Housed on the site of the old Toowoomba Grammar School (TGS) tuckshop, the building echoes the sound of mischievous TGS borders who spent their pocket money on cider and chester cake in old Mrs Fleming’s store, a much loved character who owned the business from the 1910s until the early 1940s.

Nowadays, Red Bench enthusiasts go not for cider but for coffee — the team is serious when it comes to a good cup. After honing his skills working Melbourne’s cafe scene, head barista Matt Skelton has returned home to Toowoomba to take the helm at the machine, serving up Sydney based specialty coffee brand Single O. “It’s really high quality bean. Every morning we dial in the coffee looking for the perfect taste,” cafe manager Georgie Brown explains. “We use a refractometer which measures the soluble liquids — the amount of light which refracts off the pigment.We find that amount which gives you the perfect taste and balance and do that every single morning so it’s consistently good. We’re the only cafe who uses Single O that does that.”

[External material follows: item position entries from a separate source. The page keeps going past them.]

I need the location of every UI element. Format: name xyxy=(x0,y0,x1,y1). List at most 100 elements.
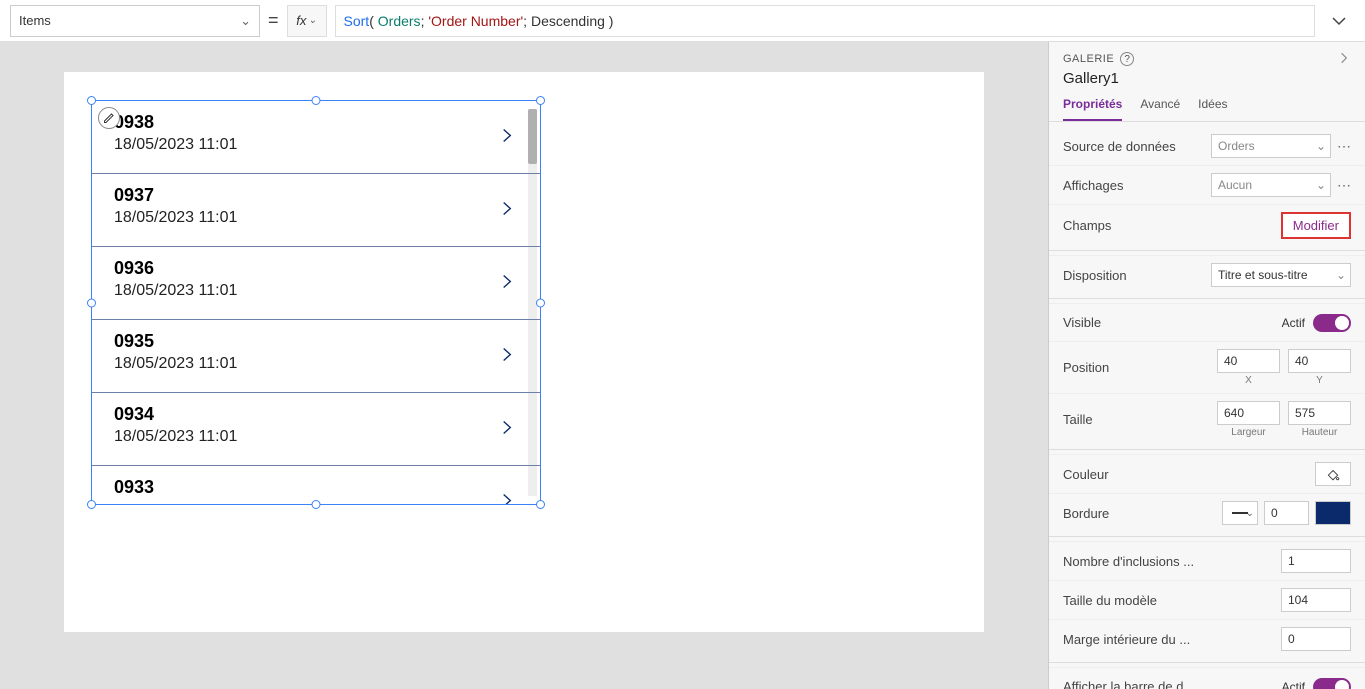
label-templatesize: Taille du modèle xyxy=(1063,593,1157,608)
formula-bar: Items ⌄ = fx ⌄ Sort( Orders; 'Order Numb… xyxy=(0,0,1365,42)
height-input[interactable] xyxy=(1288,401,1351,425)
expand-formula-button[interactable] xyxy=(1323,5,1355,37)
help-icon[interactable]: ? xyxy=(1120,52,1134,66)
pencil-icon xyxy=(103,112,115,124)
row-color: Couleur xyxy=(1049,454,1365,493)
gallery-item-subtitle: 18/05/2023 11:01 xyxy=(114,427,500,447)
gallery-item[interactable]: 0933 xyxy=(92,466,540,504)
row-templatesize: Taille du modèle xyxy=(1049,580,1365,619)
label-fields: Champs xyxy=(1063,218,1111,233)
row-layout: Disposition Titre et sous-titre ⌄ xyxy=(1049,255,1365,294)
resize-handle[interactable] xyxy=(87,96,96,105)
gallery-item[interactable]: 093518/05/2023 11:01 xyxy=(92,320,540,393)
gallery-item-title: 0935 xyxy=(114,330,500,352)
views-select[interactable]: Aucun ⌄ xyxy=(1211,173,1331,197)
gallery-item[interactable]: 093718/05/2023 11:01 xyxy=(92,174,540,247)
gallery-item-subtitle: 18/05/2023 11:01 xyxy=(114,354,500,374)
label-visible: Visible xyxy=(1063,315,1101,330)
chevron-down-icon: ⌄ xyxy=(1246,508,1254,519)
pos-x-input[interactable] xyxy=(1217,349,1280,373)
control-type-label: GALERIE xyxy=(1063,53,1114,65)
row-fields: Champs Modifier xyxy=(1049,204,1365,246)
scrollbar-toggle[interactable] xyxy=(1313,678,1351,689)
chevron-right-icon[interactable] xyxy=(1337,51,1351,68)
border-width-input[interactable] xyxy=(1264,501,1309,525)
gallery-item-title: 0933 xyxy=(114,476,500,498)
gallery-item-title: 0938 xyxy=(114,111,500,133)
edit-template-button[interactable] xyxy=(98,107,120,129)
properties-header: GALERIE ? Gallery1 xyxy=(1049,42,1365,87)
formula-input[interactable]: Sort( Orders; 'Order Number'; Descending… xyxy=(335,5,1315,37)
width-input[interactable] xyxy=(1217,401,1280,425)
layout-select[interactable]: Titre et sous-titre ⌄ xyxy=(1211,263,1351,287)
resize-handle[interactable] xyxy=(87,298,96,307)
padding-input[interactable] xyxy=(1281,627,1351,651)
chevron-down-icon: ⌄ xyxy=(1336,268,1346,282)
wrapcount-input[interactable] xyxy=(1281,549,1351,573)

Loyalists, however, know a jaunt to Red Bench is truly about the food. Housemade baked goods prove irresistible when ordering at the counter.

Fresh cinnamon scrolls drizzled with cream cheese frosting are a must have, while donuts filled with lemon curd, salted caramel or jam, rolled in sugar and served with a dollop of cream sell out by mid morning and have patrons returning to Red Bench time and time again.

“After trialing a fair few donut recipes, we finally found one that worked and they just went crazy,” Georgie said. “We’ve kind of shot ourselves in the foot. We cannot meet the demand and we don’t have the time — we’re making about 50 donuts a day.” But Georgie remains tight lipped when it comes to giving away the secret to Red Bench’s cream. “I can’t tell you, it’s a secret!” she said. “But it’s completely moorish. I lick the bowl every time we make it.”